Loyd Blankfein, the CEO of Goldman Sachs doesn’t own bitcoins, neither does his bank possess them, according to him, but the banker thinks that we have not yet heard the last of cryptocurrencies, neither is the concept going away anytime soon. Rather Blankfein sees a world in which a digital currency could become a dominant means of exchange.
Blankfein who spoke at the Economic Club of New York is optimistic about cryptocurrencies, although he said he doesn’t fully understand how they work. He also said that it would be arrogance to think that these coins don’t stand a chance just because he isn’t involved with them.
Monetary system has evolved from the time people used gold to government backed fiat. In like manner, he thinks the world would evolve to the age of cryptocurrencies in the future.

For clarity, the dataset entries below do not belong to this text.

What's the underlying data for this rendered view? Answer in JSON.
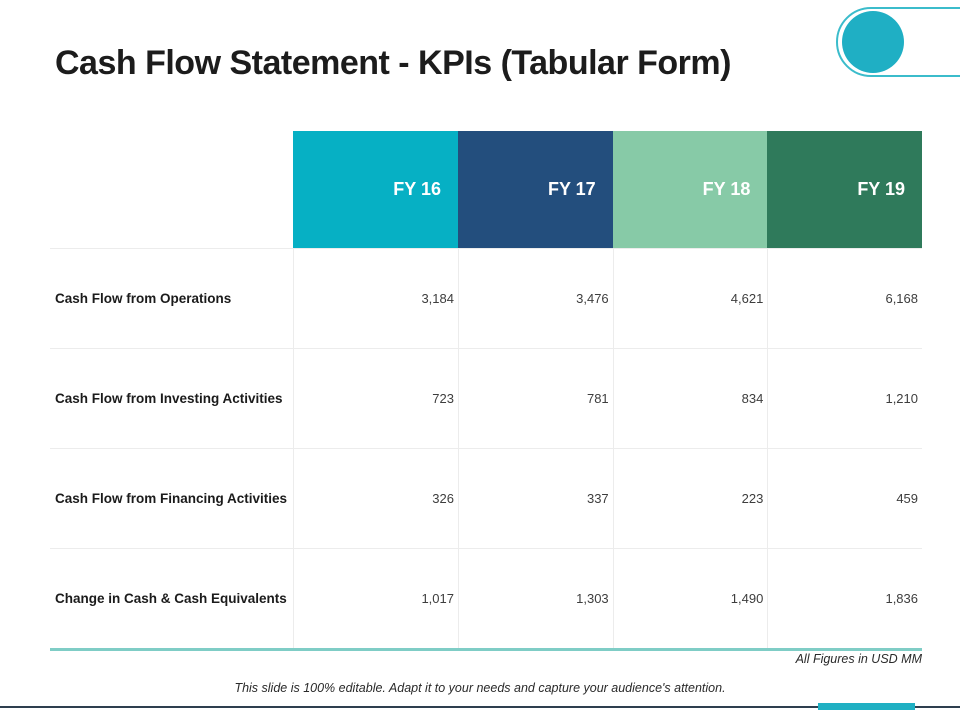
{
  "slide": {
    "title": "Cash Flow Statement - KPIs (Tabular Form)",
    "units_note": "All Figures in USD MM",
    "editable_note": "This slide is 100% editable. Adapt it to your needs and capture your audience's attention."
  },
  "chart_data": {
    "type": "table",
    "title": "Cash Flow Statement - KPIs (Tabular Form)",
    "units": "USD MM",
    "columns": [
      "FY 16",
      "FY 17",
      "FY 18",
      "FY 19"
    ],
    "rows": [
      {
        "label": "Cash Flow from Operations",
        "values": [
          "3,184",
          "3,476",
          "4,621",
          "6,168"
        ]
      },
      {
        "label": "Cash Flow from Investing Activities",
        "values": [
          "723",
          "781",
          "834",
          "1,210"
        ]
      },
      {
        "label": "Cash Flow from Financing Activities",
        "values": [
          "326",
          "337",
          "223",
          "459"
        ]
      },
      {
        "label": "Change in Cash & Cash Equivalents",
        "values": [
          "1,017",
          "1,303",
          "1,490",
          "1,836"
        ]
      }
    ],
    "header_colors": [
      "#06b0c4",
      "#234e7d",
      "#87caa7",
      "#2f7a5b"
    ]
  },
  "colors": {
    "accent_teal": "#1fafc4",
    "pill_outline": "#3bbccb",
    "row_divider": "#ececec",
    "table_bottom_border": "#7fcdc6",
    "footer_line_navy": "#2e3f4f",
    "footer_accent_teal": "#1fb0c3"
  }
}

“If you could go through that fiat currency where they say this is worth what it’s worth because I, the government, says it is, why couldn’t you have a consensus currency?” he said.
He continued by saying that if the new coin phenomenon becomes an immense success that receives universal adoption, it wouldn’t really be surprising due to historical pattern monetary evolution has taken.
Blackfein is one of Wall Street’s most open executives who has not shown belligerence towards Bitcoin. His bank, Goldman Sachs, already has a Bitcoin negotiating table, an initiative that many other banks are expected to copy. Several personalities of the financial industry have tried to create distrust towards Bitcoin, and Jamie Dimon, CEO of JP Morgan referred to it as “fraud”.
Blackfeins said about the issue, “I’m not in this school of saying… because it’s uncomfortable with me, because it’s unfamiliar, this can’t happen, that’s too arrogant.”
The digital currency has not had that level of mainstream adoption which could make it a true currency. It has been encumbered by its transaction speed and fees.
Kristo Kaarmann, the CEO of TransferWise, a money transfer startup in a recent interview with CNBC said that that the Egyptian pound has more usefulness than Bitcoin, in an apparent reference to its utility limits as a value transfer tool.